As a therapist who talks and writes about mental strength, I often hear people say things like, “I can’t control my emotions.” Occasionally, readers will even make comments like, “You shouldn’t try to control your emotions. It’s not good for you.”
But it appears that people who make that assumption are confusing emotion regulation with suppression—and they’re not the same thing. Just because you wake up grumpy doesn’t mean you have to stay in a bad mood. And just because you’re nervous about something doesn’t mean you can’t calm yourself down.
Regulating your emotions is about choosing to take charge of how you feel. That doesn’t mean you should force yourself to be happy all the time—in fact, research shows that forcing yourself to feel happy all the time backfires. But it does mean that you can make choices to boost your mood when you’re down or calm yourself when you’re upset.
Here are five skills that can help change how you feel:
The more you think upsetting thoughts, the worse you’ll feel. So rather than rehash that mean thing your spouse said, or worry about that stressful meeting tomorrow, distract yourself with an activity: Listen to music, go for a walk, or do whatever you can to change the channel in your brain.

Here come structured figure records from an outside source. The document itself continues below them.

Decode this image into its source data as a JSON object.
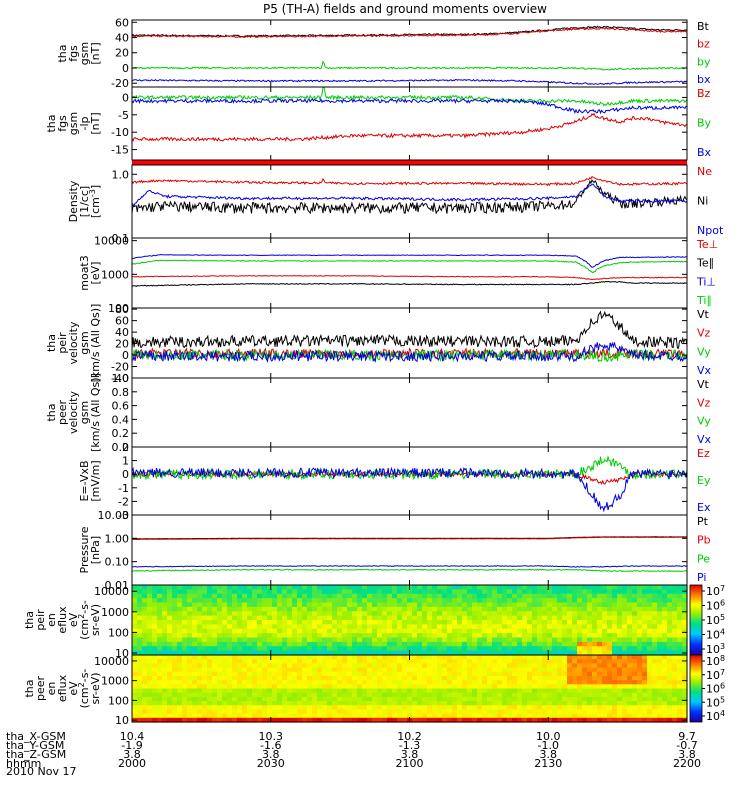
{
  "figure": {
    "title": "P5 (TH-A) fields and ground moments overview",
    "date_label": "2010 Nov 17"
  },
  "colors": {
    "black": "#000000",
    "red": "#dd0000",
    "green": "#00cc00",
    "blue": "#0000dd"
  },
  "chart_data": [
    {
      "type": "line",
      "id": "fgs_gsm",
      "ylabel": [
        "tha",
        "fgs",
        "gsm",
        "[nT]"
      ],
      "ylim": [
        -25,
        63
      ],
      "scale": "linear",
      "yticks": [
        -20,
        0,
        20,
        40,
        60
      ],
      "series": [
        {
          "name": "Bt",
          "color": "black",
          "x": [
            0,
            20,
            40,
            55,
            60,
            65,
            70,
            75,
            80,
            85,
            90,
            95,
            100
          ],
          "y": [
            43,
            42,
            43,
            44,
            44,
            45,
            47,
            50,
            53,
            54,
            52,
            50,
            50
          ],
          "noise": 1.0,
          "spikes": []
        },
        {
          "name": "bz",
          "color": "red",
          "x": [
            0,
            20,
            40,
            55,
            60,
            65,
            70,
            75,
            80,
            85,
            90,
            95,
            100
          ],
          "y": [
            42,
            41,
            42,
            43,
            43,
            44,
            46,
            49,
            51,
            52,
            50,
            48,
            48
          ],
          "noise": 1.0,
          "spikes": []
        },
        {
          "name": "by",
          "color": "green",
          "x": [
            0,
            20,
            40,
            60,
            70,
            80,
            85,
            90,
            100
          ],
          "y": [
            0,
            0,
            0,
            0,
            0,
            0,
            -2,
            -1,
            0
          ],
          "noise": 1.0,
          "spikes": [
            [
              34.5,
              10
            ]
          ]
        },
        {
          "name": "bx",
          "color": "blue",
          "x": [
            0,
            20,
            40,
            60,
            70,
            80,
            85,
            90,
            100
          ],
          "y": [
            -16,
            -17,
            -17,
            -16,
            -17,
            -20,
            -21,
            -19,
            -18
          ],
          "noise": 1.0,
          "spikes": []
        }
      ]
    },
    {
      "type": "line",
      "id": "fgs_gse_lp",
      "ylabel": [
        "tha",
        "fgs",
        "gsm",
        "-lp",
        "[nT]"
      ],
      "ylim": [
        -18,
        3
      ],
      "scale": "linear",
      "yticks": [
        -15,
        -10,
        -5,
        0
      ],
      "series": [
        {
          "name": "Bz",
          "color": "red",
          "x": [
            0,
            10,
            20,
            30,
            40,
            50,
            60,
            70,
            75,
            80,
            83,
            85,
            88,
            90,
            93,
            95,
            100
          ],
          "y": [
            -12,
            -12,
            -12,
            -12,
            -11,
            -11,
            -11,
            -10,
            -9,
            -7,
            -5,
            -6,
            -7,
            -6,
            -6,
            -7,
            -8
          ],
          "noise": 0.5,
          "spikes": []
        },
        {
          "name": "By",
          "color": "green",
          "x": [
            0,
            20,
            40,
            60,
            70,
            75,
            80,
            85,
            90,
            100
          ],
          "y": [
            0,
            0,
            0,
            0,
            -1,
            -1,
            -1,
            -2,
            -1,
            -1
          ],
          "noise": 0.5,
          "spikes": [
            [
              34.5,
              4
            ]
          ]
        },
        {
          "name": "Bx",
          "color": "blue",
          "x": [
            0,
            20,
            40,
            60,
            70,
            75,
            80,
            85,
            90,
            100
          ],
          "y": [
            -1,
            -1,
            -1,
            -1,
            -1,
            -2,
            -4,
            -4,
            -3,
            -3
          ],
          "noise": 0.5,
          "spikes": []
        }
      ]
    },
    {
      "type": "line",
      "id": "density",
      "ylabel": [
        "Density",
        "[1/cc]",
        "[cm^-3]"
      ],
      "ylim": [
        0.1,
        1.4
      ],
      "scale": "log",
      "yticks": [
        0.1,
        1.0
      ],
      "series": [
        {
          "name": "Ne",
          "color": "red",
          "x": [
            0,
            5,
            20,
            40,
            60,
            75,
            80,
            83,
            85,
            88,
            90,
            100
          ],
          "y": [
            0.75,
            0.8,
            0.75,
            0.72,
            0.72,
            0.7,
            0.72,
            0.9,
            0.8,
            0.7,
            0.7,
            0.72
          ],
          "noise": 0.03,
          "spikes": [
            [
              34.5,
              0.85
            ]
          ]
        },
        {
          "name": "Ni",
          "color": "black",
          "x": [
            0,
            5,
            20,
            40,
            60,
            75,
            80,
            83,
            85,
            88,
            90,
            100
          ],
          "y": [
            0.28,
            0.32,
            0.3,
            0.3,
            0.3,
            0.32,
            0.35,
            0.8,
            0.5,
            0.35,
            0.35,
            0.4
          ],
          "noise": 0.06,
          "spikes": []
        },
        {
          "name": "Npot",
          "color": "blue",
          "x": [
            0,
            3,
            6,
            20,
            40,
            60,
            75,
            80,
            83,
            85,
            88,
            90,
            100
          ],
          "y": [
            0.3,
            0.55,
            0.45,
            0.42,
            0.42,
            0.4,
            0.42,
            0.45,
            0.7,
            0.45,
            0.38,
            0.38,
            0.38
          ],
          "noise": 0.02,
          "spikes": []
        }
      ]
    },
    {
      "type": "line",
      "id": "temperature",
      "ylabel": [
        "moat3",
        "[eV]"
      ],
      "ylim": [
        100,
        12000
      ],
      "scale": "log",
      "yticks": [
        100,
        1000,
        10000
      ],
      "series": [
        {
          "name": "Te⊥",
          "color": "red",
          "x": [
            0,
            20,
            40,
            60,
            75,
            80,
            83,
            85,
            88,
            90,
            100
          ],
          "y": [
            850,
            900,
            900,
            850,
            850,
            800,
            700,
            750,
            800,
            800,
            800
          ],
          "noise": 20,
          "spikes": []
        },
        {
          "name": "Te∥",
          "color": "black",
          "x": [
            0,
            20,
            40,
            60,
            75,
            80,
            83,
            85,
            88,
            90,
            100
          ],
          "y": [
            450,
            520,
            520,
            500,
            500,
            500,
            550,
            600,
            600,
            550,
            550
          ],
          "noise": 15,
          "spikes": []
        },
        {
          "name": "Ti⊥",
          "color": "blue",
          "x": [
            0,
            5,
            20,
            40,
            60,
            75,
            80,
            83,
            85,
            88,
            90,
            100
          ],
          "y": [
            3000,
            3800,
            3700,
            3700,
            3700,
            3700,
            3500,
            1600,
            2500,
            3200,
            3200,
            3300
          ],
          "noise": 80,
          "spikes": []
        },
        {
          "name": "Ti∥",
          "color": "green",
          "x": [
            0,
            5,
            20,
            40,
            60,
            75,
            80,
            83,
            85,
            88,
            90,
            100
          ],
          "y": [
            2000,
            2600,
            2500,
            2500,
            2500,
            2500,
            2300,
            1100,
            1800,
            2200,
            2300,
            2400
          ],
          "noise": 60,
          "spikes": []
        }
      ]
    },
    {
      "type": "line",
      "id": "peir_velocity",
      "ylabel": [
        "tha",
        "peir",
        "velocity",
        "gsm",
        "[km/s (All Qs)]"
      ],
      "ylim": [
        -40,
        82
      ],
      "scale": "linear",
      "yticks": [
        -40,
        -20,
        0,
        20,
        40,
        60,
        80
      ],
      "series": [
        {
          "name": "Vt",
          "color": "black",
          "x": [
            0,
            20,
            40,
            60,
            75,
            80,
            82,
            85,
            88,
            90,
            100
          ],
          "y": [
            22,
            24,
            25,
            24,
            23,
            25,
            50,
            72,
            50,
            25,
            20
          ],
          "noise": 10,
          "spikes": []
        },
        {
          "name": "Vz",
          "color": "red",
          "x": [
            0,
            20,
            40,
            60,
            80,
            85,
            90,
            100
          ],
          "y": [
            3,
            3,
            3,
            3,
            3,
            3,
            3,
            3
          ],
          "noise": 8,
          "spikes": []
        },
        {
          "name": "Vy",
          "color": "green",
          "x": [
            0,
            20,
            40,
            60,
            80,
            85,
            90,
            100
          ],
          "y": [
            0,
            0,
            0,
            0,
            0,
            -3,
            0,
            0
          ],
          "noise": 9,
          "spikes": []
        },
        {
          "name": "Vx",
          "color": "blue",
          "x": [
            0,
            20,
            40,
            60,
            80,
            83,
            85,
            88,
            90,
            100
          ],
          "y": [
            -2,
            -2,
            -2,
            -2,
            -2,
            10,
            20,
            10,
            0,
            -2
          ],
          "noise": 9,
          "spikes": []
        }
      ]
    },
    {
      "type": "line",
      "id": "peer_velocity",
      "ylabel": [
        "tha",
        "peer",
        "velocity",
        "gsm",
        "[km/s (All Qs)]"
      ],
      "ylim": [
        0.0,
        1.0
      ],
      "scale": "linear",
      "yticks": [
        0.0,
        0.2,
        0.4,
        0.6,
        0.8,
        1.0
      ],
      "series": [
        {
          "name": "Vt",
          "color": "black",
          "x": [],
          "y": [],
          "noise": 0,
          "spikes": []
        },
        {
          "name": "Vz",
          "color": "red",
          "x": [],
          "y": [],
          "noise": 0,
          "spikes": []
        },
        {
          "name": "Vy",
          "color": "green",
          "x": [],
          "y": [],
          "noise": 0,
          "spikes": []
        },
        {
          "name": "Vx",
          "color": "blue",
          "x": [],
          "y": [],
          "noise": 0,
          "spikes": []
        }
      ]
    },
    {
      "type": "line",
      "id": "efield",
      "ylabel": [
        "E=-VxB",
        "[mV/m]"
      ],
      "ylim": [
        -3,
        2
      ],
      "scale": "linear",
      "yticks": [
        -3,
        -2,
        -1,
        0,
        1,
        2
      ],
      "series": [
        {
          "name": "Ez",
          "color": "red",
          "x": [
            0,
            20,
            40,
            60,
            80,
            83,
            85,
            88,
            90,
            100
          ],
          "y": [
            0,
            0,
            0,
            0,
            0,
            -0.4,
            -0.6,
            -0.4,
            0,
            0
          ],
          "noise": 0.15,
          "spikes": []
        },
        {
          "name": "Ey",
          "color": "green",
          "x": [
            0,
            20,
            40,
            60,
            80,
            83,
            85,
            88,
            90,
            100
          ],
          "y": [
            0,
            0,
            0,
            0,
            0,
            0.6,
            1.2,
            0.6,
            0,
            0
          ],
          "noise": 0.35,
          "spikes": []
        },
        {
          "name": "Ex",
          "color": "blue",
          "x": [
            0,
            20,
            40,
            60,
            80,
            83,
            85,
            88,
            90,
            100
          ],
          "y": [
            0.1,
            0.1,
            0.1,
            0.1,
            0,
            -1.5,
            -2.6,
            -1.5,
            0,
            0.1
          ],
          "noise": 0.35,
          "spikes": []
        }
      ]
    },
    {
      "type": "line",
      "id": "pressure",
      "ylabel": [
        "Pressure",
        "[nPa]"
      ],
      "ylim": [
        0.01,
        10
      ],
      "scale": "log",
      "yticks": [
        0.01,
        0.1,
        1.0,
        10.0
      ],
      "series": [
        {
          "name": "Pt",
          "color": "black",
          "x": [
            0,
            20,
            40,
            60,
            75,
            80,
            85,
            90,
            100
          ],
          "y": [
            0.95,
            1.0,
            1.0,
            1.0,
            1.0,
            1.1,
            1.15,
            1.15,
            1.15
          ],
          "noise": 0.01,
          "spikes": []
        },
        {
          "name": "Pb",
          "color": "red",
          "x": [
            0,
            20,
            40,
            60,
            75,
            80,
            85,
            90,
            100
          ],
          "y": [
            0.9,
            0.95,
            0.95,
            0.95,
            0.95,
            1.05,
            1.1,
            1.1,
            1.1
          ],
          "noise": 0.01,
          "spikes": []
        },
        {
          "name": "Pe",
          "color": "green",
          "x": [
            0,
            20,
            40,
            60,
            75,
            80,
            85,
            90,
            100
          ],
          "y": [
            0.04,
            0.045,
            0.045,
            0.045,
            0.045,
            0.045,
            0.04,
            0.04,
            0.04
          ],
          "noise": 0.002,
          "spikes": []
        },
        {
          "name": "Pi",
          "color": "blue",
          "x": [
            0,
            20,
            40,
            60,
            75,
            80,
            85,
            90,
            100
          ],
          "y": [
            0.06,
            0.065,
            0.065,
            0.065,
            0.065,
            0.06,
            0.06,
            0.065,
            0.065
          ],
          "noise": 0.002,
          "spikes": []
        }
      ]
    },
    {
      "type": "heatmap",
      "id": "peir_en_eflux",
      "ylabel": [
        "tha",
        "peir",
        "en",
        "eflux",
        "eV",
        "(cm^2-s-",
        "sr-eV)"
      ],
      "ylim": [
        8,
        20000
      ],
      "scale": "log",
      "yticks": [
        10,
        100,
        1000,
        10000
      ],
      "colorbar": {
        "ticks": [
          "10^3",
          "10^4",
          "10^5",
          "10^6",
          "10^7"
        ]
      }
    },
    {
      "type": "heatmap",
      "id": "peer_en_eflux",
      "ylabel": [
        "tha",
        "peer",
        "en",
        "eflux",
        "eV",
        "(cm^2-s-",
        "sr-eV)"
      ],
      "ylim": [
        8,
        20000
      ],
      "scale": "log",
      "yticks": [
        10,
        100,
        1000,
        10000
      ],
      "colorbar": {
        "ticks": [
          "10^4",
          "10^5",
          "10^6",
          "10^7",
          "10^8"
        ]
      }
    }
  ],
  "xaxis": {
    "ticks": [
      {
        "x": 0,
        "X": "10.4",
        "Y": "-1.9",
        "Z": "3.8",
        "hhmm": "2000"
      },
      {
        "x": 25,
        "X": "10.3",
        "Y": "-1.6",
        "Z": "3.8",
        "hhmm": "2030"
      },
      {
        "x": 50,
        "X": "10.2",
        "Y": "-1.3",
        "Z": "3.8",
        "hhmm": "2100"
      },
      {
        "x": 75,
        "X": "10.0",
        "Y": "-1.0",
        "Z": "3.8",
        "hhmm": "2130"
      },
      {
        "x": 100,
        "X": "9.7",
        "Y": "-0.7",
        "Z": "3.8",
        "hhmm": "2200"
      }
    ],
    "row_labels": [
      "tha_X-GSM",
      "tha_Y-GSM",
      "tha_Z-GSM",
      "hhmm"
    ]
  }
}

Studies show that distraction is the most effective way to deal with intense distress. If you’re sitting in the dentist’s office waiting to undergo a root canal, distract yourself with a magazine or text a friend about an unrelated topic. And try to find something to occupy your mind during the root canal, too—distraction can be effective in reducing physical pain.
Changing the way you look at a situation changes the way you feel. Telling yourself that your overly talkative friend is just in need of emotional support or reminding yourself that a co-worker’s annoying questions stem from his desire to do his best can help you stay calm.
Cognitive reappraisal is one of the quickest ways to shift your emotions. Research shows that changing the way you think about a situation changes your body’s physiological response. Your heart is less likely to race so fast when you’re angry, and your palms might not sweat as much when you’re nervous, which can be a key to keeping intense emotions at bay.
Laughter creates changes in your brain and gives you a immediate positive boost in mood. A good sense of humor has been linked to everything from improved physical health to a better social life. Whether you crack a joke or your friend says something funny, good-natured humor is key to managing your emotions. Studies show, however, that mean-spirited humor is much less effective in changing your emotional state.
4. Temporal Distancing
Temporal distancing changes your mindset by helping you look at the bigger picture. Think about the present from your future self. Imagine how much today’s concern will matter one, five, or 10 years from today. Whether you’re upset that you didn’t get a promotion, or nervous about a life decision you need to make, you may realize that those things might not matter much far down the road. Studies show that gaining proper perspective helps you stay calm, even in tough situations.
5. Situation Modification
If changing the way you think about a situation doesn’t seem like a viable option, change the environment. An environmental change may involve a major modification, such as changing jobs or moving to a new city. But studies show it doesn’t need to be a drastic change in order to be effective: Deciding to sit next to a more positive co-worker instead of a negative one or choosing to go for a walk during your lunch break instead of eating at your desk might be all you need to boost your mood.